Re: How do I get detailed cstm info for memory errors?

The command option I was looking for is the "vd" view detail option in logtool. The vd option gives data, time, and location of the memory errors.

Logtool Utility>vd
Formatting of the memory error log is in progress.

-- Converting a (651368) byte raw log file to text. --
Preparing the Logtool Utility: View Memory Report File ...

-- Logtool Utility: View Memory Report --

System Start Time: Mon Jun 30 09:19:00 2008

Last Error Detected Time: Thu Jul 17 12:34:52 2008

Logging Time Interval: 600 Seconds

==========================================================================
DIMM Location: Ext 1 DIMM 1C
Error Type: Single-bit error
Page Status: Active - Page is active and can be used
First Detected: Thu Jul 17 12:34:52 2008
Last Detected: Thu Jul 17 12:34:52 2008
Error Count: 1
Error Addr: 0x498adb380
==========================================================================
Torsten.
Acclaimed Contributor

Re: How do I get detailed cstm info for memory errors?

OK, you are already in logtool.
This was what I would proceed with ...

Only 1 Single-bit error is nothing to worry about - this just happens.

Hope this helps!
Regards
Torsten.

__________________________________________________
There are only 10 types of people in the world -
those who understand binary, and those who don't.

__________________________________________________
No support by private messages. Please ask the forum!

If you feel this was helpful please click the KUDOS! thumb below!   
Tony Williams
Regular Advisor

Re: How do I get detailed cstm info for memory errors?

Sorry I abbreviated the logfile. There are actually close to 3000 errors on mostly 1 DIMM across close to 3000 different addresses, but there are no PDT entries.
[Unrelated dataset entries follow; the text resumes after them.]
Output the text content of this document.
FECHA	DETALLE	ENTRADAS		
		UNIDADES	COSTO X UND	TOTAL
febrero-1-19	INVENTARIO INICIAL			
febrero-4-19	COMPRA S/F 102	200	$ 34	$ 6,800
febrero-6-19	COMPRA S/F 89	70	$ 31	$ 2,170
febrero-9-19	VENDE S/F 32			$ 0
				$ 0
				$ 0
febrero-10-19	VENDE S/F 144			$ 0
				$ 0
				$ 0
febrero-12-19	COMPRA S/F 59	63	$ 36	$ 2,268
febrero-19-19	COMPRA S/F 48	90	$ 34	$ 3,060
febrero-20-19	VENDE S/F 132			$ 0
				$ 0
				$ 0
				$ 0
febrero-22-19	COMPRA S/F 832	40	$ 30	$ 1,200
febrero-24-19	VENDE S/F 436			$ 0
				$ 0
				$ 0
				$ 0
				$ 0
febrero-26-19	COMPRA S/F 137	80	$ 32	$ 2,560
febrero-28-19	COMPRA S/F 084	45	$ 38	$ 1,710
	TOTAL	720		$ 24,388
What does that suggest?

An EMS event also has not registered do you know what the threshold is for memory errors to generate an EMS event?
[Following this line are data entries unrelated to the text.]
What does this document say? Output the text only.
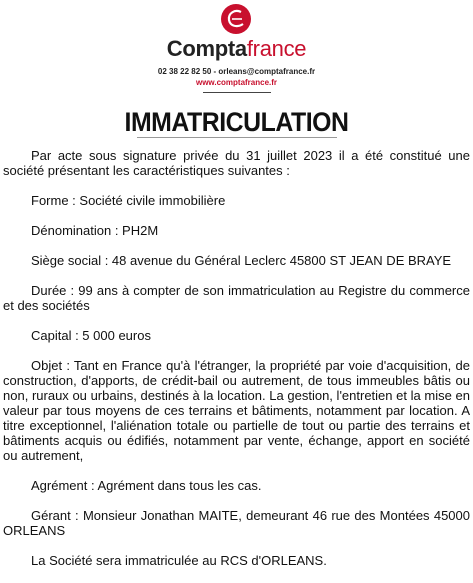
Comptafrance
02 38 22 82 50 - orleans@comptafrance.fr
www.comptafrance.fr
IMMATRICULATION

Par acte sous signature privée du 31 juillet 2023 il a été constitué une société présentant les caractéristiques suivantes :

Forme : Société civile immobilière

Dénomination : PH2M

Siège social : 48 avenue du Général Leclerc 45800 ST JEAN DE BRAYE

Durée : 99 ans à compter de son immatriculation au Registre du commerce et des sociétés

Capital : 5 000 euros

Objet : Tant en France qu'à l'étranger, la propriété par voie d'acquisition, de construction, d'apports, de crédit-bail ou autrement, de tous immeubles bâtis ou non, ruraux ou urbains, destinés à la location. La gestion, l'entretien et la mise en valeur par tous moyens de ces terrains et bâtiments, notamment par location. A titre exceptionnel, l'aliénation totale ou partielle de tout ou partie des terrains et bâtiments acquis ou édifiés, notamment par vente, échange, apport en société ou autrement,

Agrément : Agrément dans tous les cas.

Gérant : Monsieur Jonathan MAITE, demeurant 46 rue des Montées 45000 ORLEANS

La Société sera immatriculée au RCS d'ORLEANS.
System start: Mon Jun 30 09:19:00 2008.
Last error detected: Thu Jul 17 12:04:52 2008.
Logging interval: 600 seconds.
2943 address(es) with errors logged in memory error log.

The Logtool Utility provides full details about the memory error log.

Page Deallocation Table (PDT)

The Page Deallocation Table is empty.

PDT Entries Used: 0
PDT Entries Free: 100
PDT Total Size: 100
Torsten.
Acclaimed Contributor

Re: How do I get detailed cstm info for memory errors?

Only if the diagnostic has tested a suspect memory area and found it's bad, this block goes into PDT. That's way I suggested the reboot, because the diags cannot test "in use" areas of memory.

Hope this helps!
Regards
Torsten.

__________________________________________________
There are only 10 types of people in the world -
those who understand binary, and those who don't.

__________________________________________________
No support by private messages. Please ask the forum!

If you feel this was helpful please click the KUDOS! thumb below!   
Tony Williams
Regular Advisor

Re: How do I get detailed cstm info for memory errors?

Thanks everyone for all of your help.